The response of taxation denialists to the previous paragraph is to
laugh and say how ridiculous. Of course things are much more
complicated than that! Of course you can't introduce wealth tax, it is
not going to work! How are you going to implement it? What about all
the problems that you cannot solve! And it won't make any difference
anyway! The amount of money that you make will be too small! And
besides there is the trickle down effect! You just have to wait for the
rich to give jobs to lots of people and the economic problems will be
solved! And so the nonsense goes on. And on. And on.
The simple, obvious solution: Wealth tax
There is a very simple solution to our economic woes, including chronic
poverty in developing countries (such as the UK and the USA, but also
the others), "austerity" as the rich get richer, a global
economic crisis after which the global rich were even richer than
before, growing national debts, lack of finance for basic public
services, lack of finance for urgent projects to tackle climate change
and so on. The solution is called taxation, and nothing could be
simpler. Everyone (including the multinational CEOs, if they have a
passport) submits a statement every year of their income AND WEALTH to
their local taxation office, and those offices independently decide
which statements to investigate, because they could be fraudulent. In
the end, the more people have, the more they pay. It's as easy as that.
Of course there are lots of complicated schemes out
there to evade or avoid tax, especially by taking advantage of
differences between laws in different countries. But there is an easy
solution to that too. There is an urgent need for
taxation laws to be simplified and internationally harmonized. It is up
to the lawmakers to do that, and not respond to pressure from taxation
denialists to keep things complicated so they can take advantage of the
loopholes. One possibility is to phase out tax deductions altogether.
Just imagine: a world without tax deductions! Another is to stop people
avoiding tax by putting their money into hedge funds, foundations and
so on. The general principle is
simple: if people have access to their money, it is theirs and it
should be taxed, regardless of where it is being stored away.

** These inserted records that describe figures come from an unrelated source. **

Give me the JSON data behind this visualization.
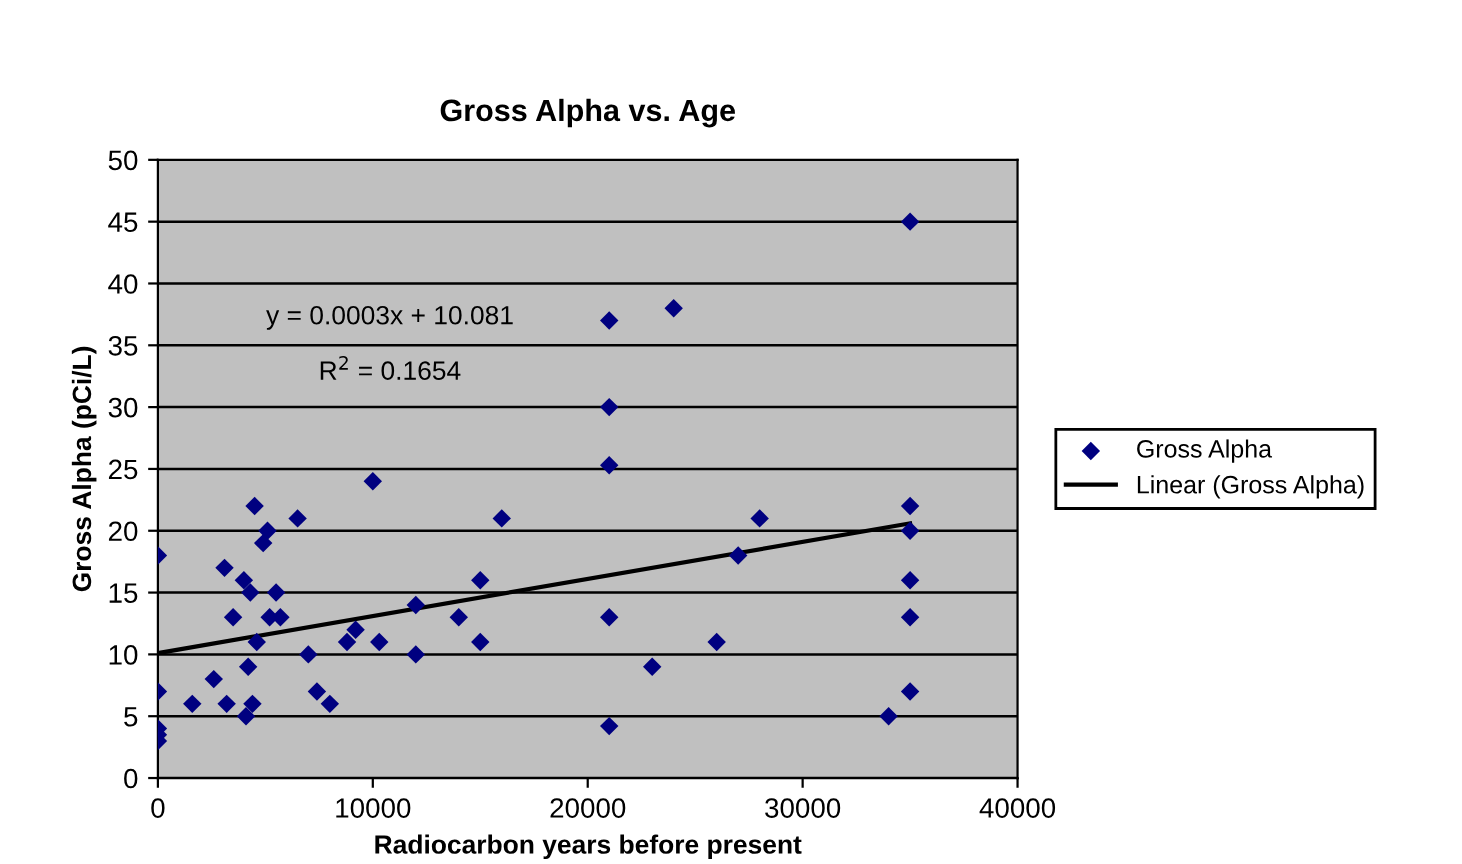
{
  "chart_data": {
    "type": "scatter",
    "title": "Gross Alpha vs. Age",
    "xlabel": "Radiocarbon years before present",
    "ylabel": "Gross Alpha (pCi/L)",
    "annotations": [
      "y = 0.0003x + 10.081",
      "R$^{2}$ = 0.1654"
    ],
    "xlim": [
      0,
      40000
    ],
    "xticks": [
      0,
      10000,
      20000,
      30000,
      40000
    ],
    "ylim": [
      0,
      50
    ],
    "yticks": [
      0,
      5,
      10,
      15,
      20,
      25,
      30,
      35,
      40,
      45,
      50
    ],
    "grid": "y",
    "legend": "right",
    "marker": "diamond",
    "series": [
      {
        "name": "Gross Alpha",
        "color": "#000080",
        "x": [
          0,
          0,
          0,
          0,
          0,
          1600,
          2600,
          3100,
          3200,
          3500,
          4000,
          4100,
          4200,
          4300,
          4400,
          4500,
          4600,
          4900,
          5100,
          5200,
          5500,
          5700,
          6500,
          7000,
          7400,
          8000,
          8800,
          9200,
          10000,
          10300,
          12000,
          12000,
          14000,
          15000,
          15000,
          16000,
          21000,
          21000,
          21000,
          21000,
          21000,
          23000,
          24000,
          26000,
          27000,
          28000,
          34000,
          35000,
          35000,
          35000,
          35000,
          35000,
          35000
        ],
        "values": [
          18,
          7,
          4,
          3.5,
          3,
          6,
          8,
          17,
          6,
          13,
          16,
          5,
          9,
          15,
          6,
          22,
          11,
          19,
          20,
          13,
          15,
          13,
          21,
          10,
          7,
          6,
          11,
          12,
          24,
          11,
          14,
          10,
          13,
          16,
          11,
          21,
          37,
          30,
          25.3,
          13,
          4.2,
          9,
          38,
          11,
          18,
          21,
          5,
          45,
          22,
          20,
          16,
          13,
          7
        ]
      },
      {
        "name": "Linear (Gross Alpha)",
        "type": "line",
        "color": "#000000",
        "marker": "none",
        "line_style": "solid",
        "x": [
          0,
          35000
        ],
        "values": [
          10.1,
          20.6
        ]
      }
    ]
  }
}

They
should pay tax according
to the amount of income and wealth, regardless of how they are
making their money, which is none of the government's business. The tax
denialists like to claim that it is not possible to enforce such
things. They are generally either lying or distorting the truth. The
truth is that if governments really want to solve these problems, they
will do so.
It follows, incidentally, that rich people should be kept out of
government, otherwise these fundamental problems will never be solved.
But I digress.
When the world wakes up to the truth distortion that is constantly
going on in the area of taxation, and the secret collaboration between
the rich and the discipline of economics that is behind it, we will at
last have the courage to stand up and say: just tax the rich and get on
with it. Because it really is that simple.